I do not begrudge my patient's tirade in the ED. The urge
to believe in a "miracle cure" is an allure too strong for
many. Politics and paranoia are a dangerous combination
in the best of times, let alone during a global pandemic.
For too long, physicians have been passive to political
events, often to the detrimental effects to our profession
and our patients. However, if there was ever a time to
get involved in public health policy and politics, then
I would say a raging pandemic not seen in a hundred
years is a good place to draw a line, take a stand, and
find our collective voice; even if that does mean losing
a few Twitter and Instagram followers here and there.

1.	 Papakyriakopoulos O, Medina Serrano J. C., Hegelich
S. (2020). The spread of COVID-19 conspiracy theories
on social media and the effect of content moderation.
The Harvard Kennedy School (HKS) Misinformation Review.
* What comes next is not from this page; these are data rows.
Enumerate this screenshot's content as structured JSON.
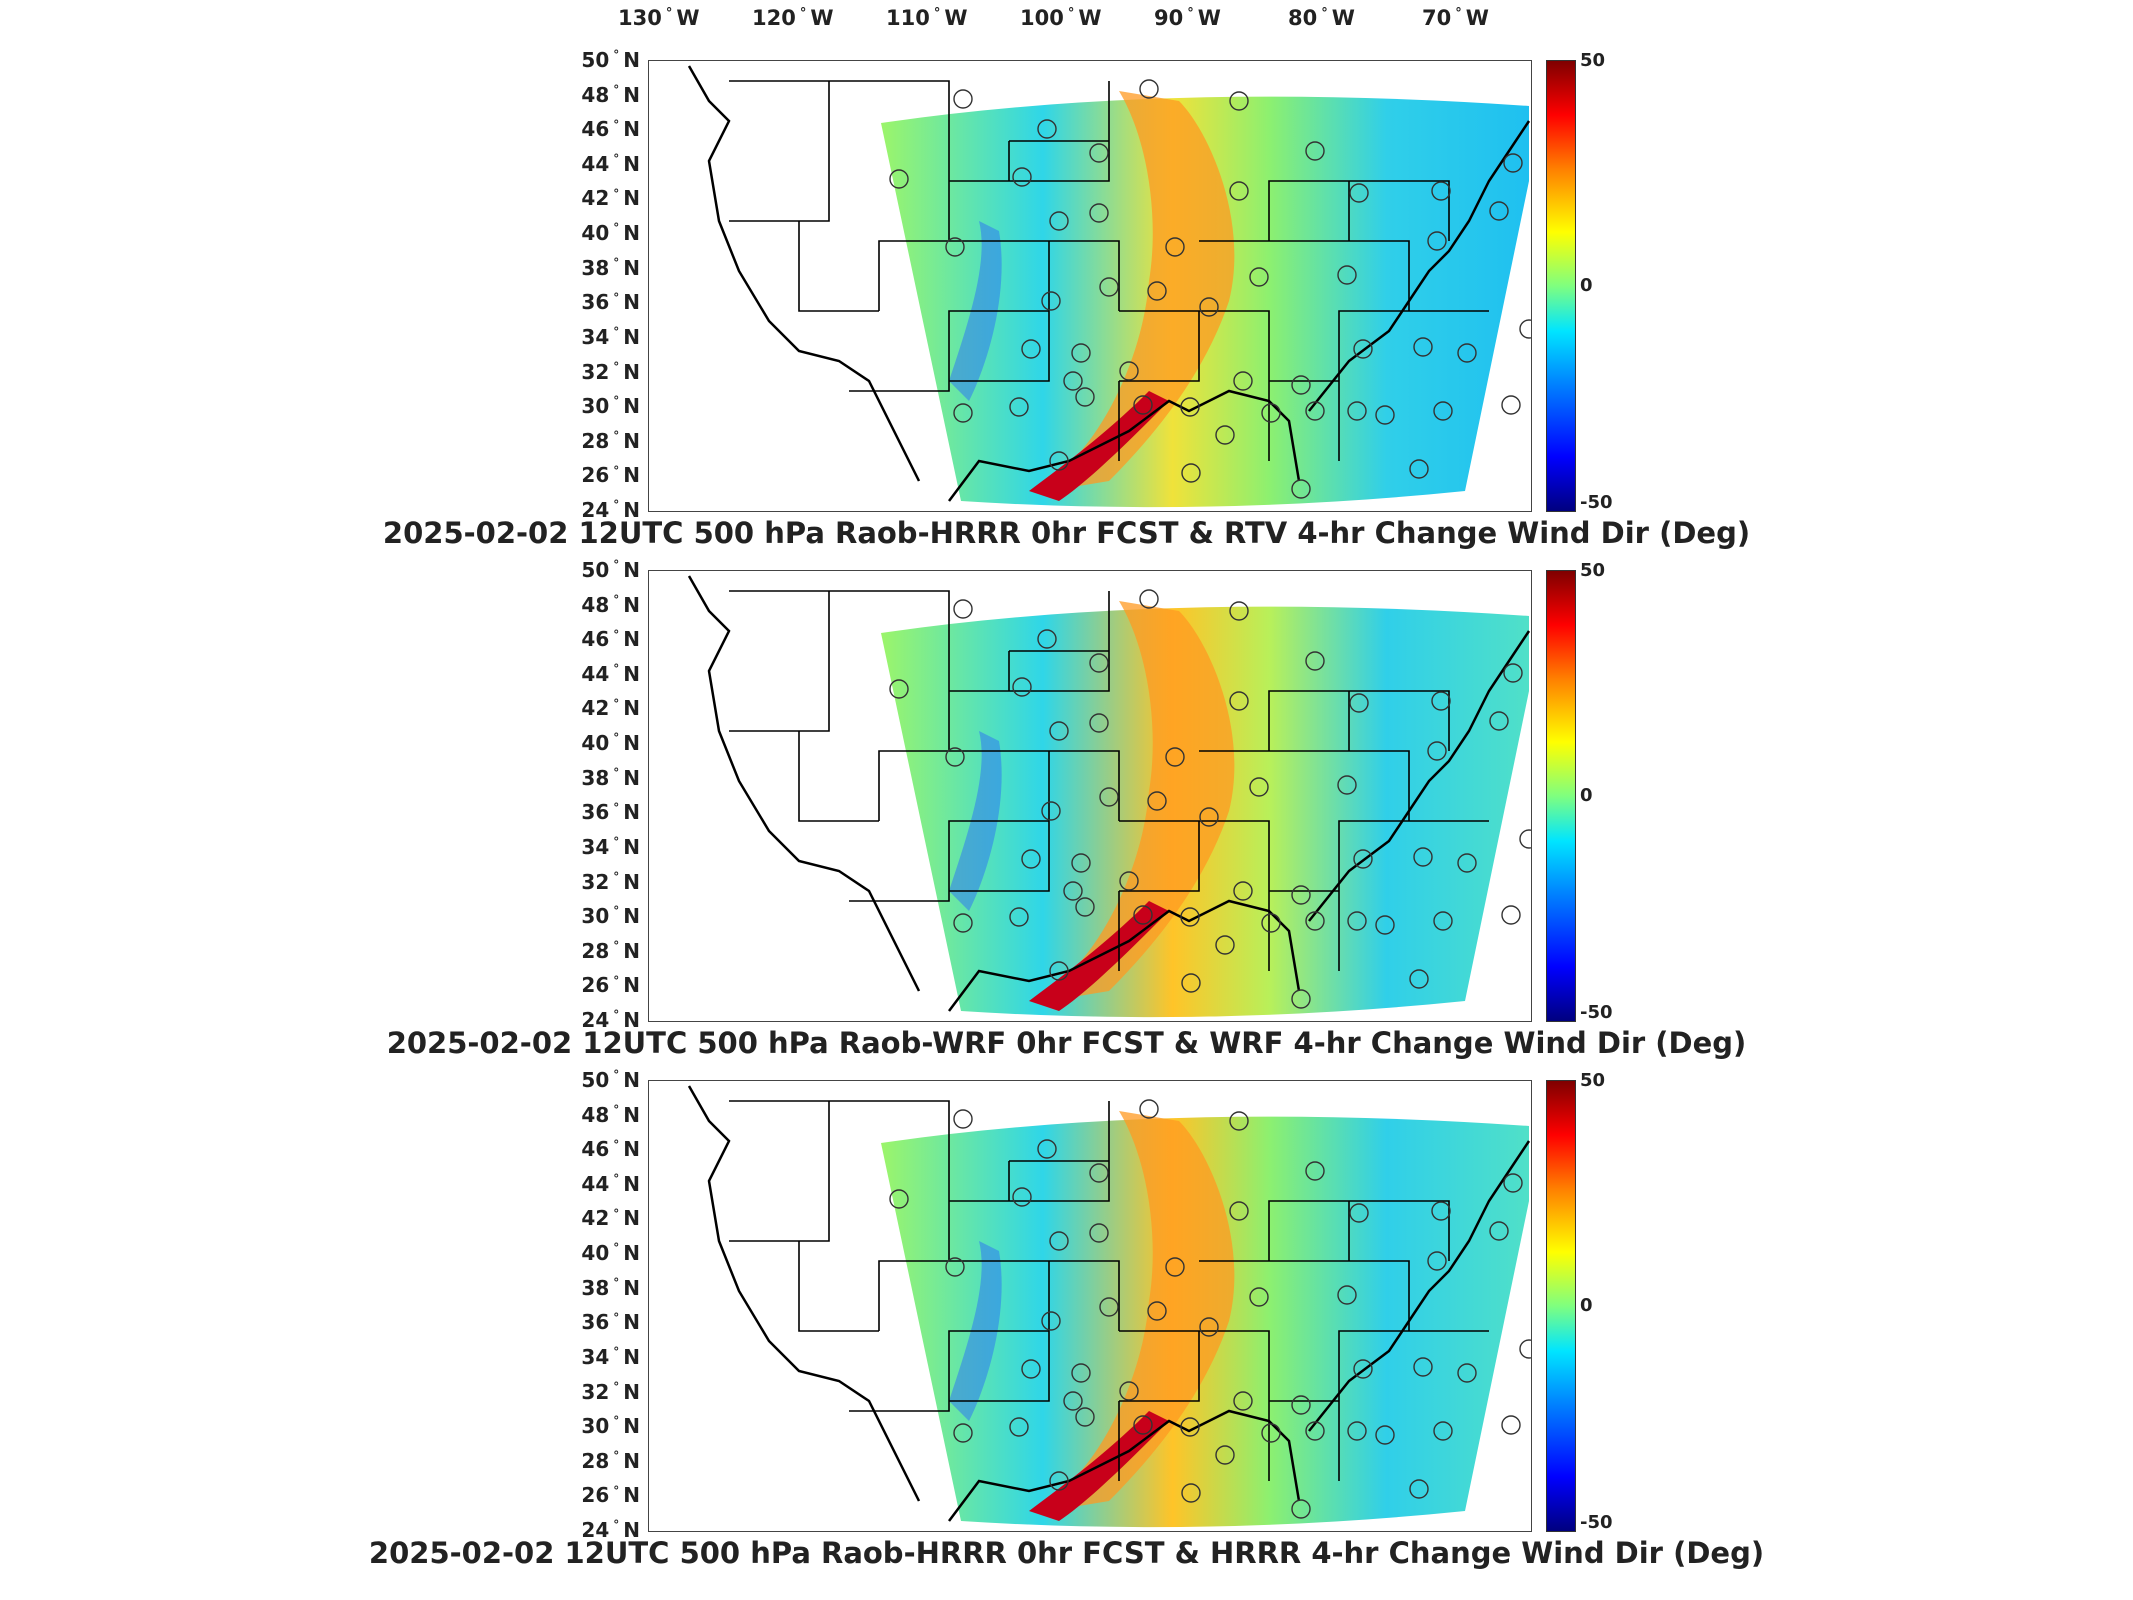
{
  "longitude_labels": [
    "130",
    "120",
    "110",
    "100",
    "90",
    "80",
    "70"
  ],
  "lon_suffix": "W",
  "latitude_labels": [
    "50",
    "48",
    "46",
    "44",
    "42",
    "40",
    "38",
    "36",
    "34",
    "32",
    "30",
    "28",
    "26",
    "24"
  ],
  "lat_suffix": "N",
  "colorbar": {
    "max_label": "50",
    "mid_label": "0",
    "min_label": "-50",
    "colors": [
      "#00007f",
      "#0000ff",
      "#0080ff",
      "#00e5ff",
      "#7fff7f",
      "#ffff00",
      "#ff8000",
      "#ff0000",
      "#7f0000"
    ]
  },
  "panels": [
    {
      "title": "2025-02-02 12UTC 500 hPa Raob-HRRR 0hr FCST & RTV 4-hr Change Wind Dir (Deg)"
    },
    {
      "title": "2025-02-02 12UTC 500 hPa Raob-WRF 0hr FCST & WRF 4-hr Change Wind Dir (Deg)"
    },
    {
      "title": "2025-02-02 12UTC 500 hPa Raob-HRRR 0hr FCST & HRRR 4-hr Change Wind Dir (Deg)"
    }
  ]
}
2.	 Oliver J, Wood T. Conspiracy Theories and the
Paranoid Style(s) of Mass Opinion. American Journal
of Political Science. Vol 58 No 4, October 2014.
3.	 Uscinski Joseph E, et. al. (2020). Why do people believe
COVID-19 conspiracy theories? The Harvard Kennedy School (HKS)
Misinformation Review. https://doi.org/10.37016/mr-2020-015
4.	 Khatana S.A., Patton E, Sanghavi D. Public Policy and
Physician Involvement: Removing Barriers, Enhancing Impact.
The American Journal of Medicine. Vol 130, No 1, January 2017.
5.	 Evers-Hillstron K. Big Pharma continues to top
lobbying spending. OpenSecrets.org. October 2019.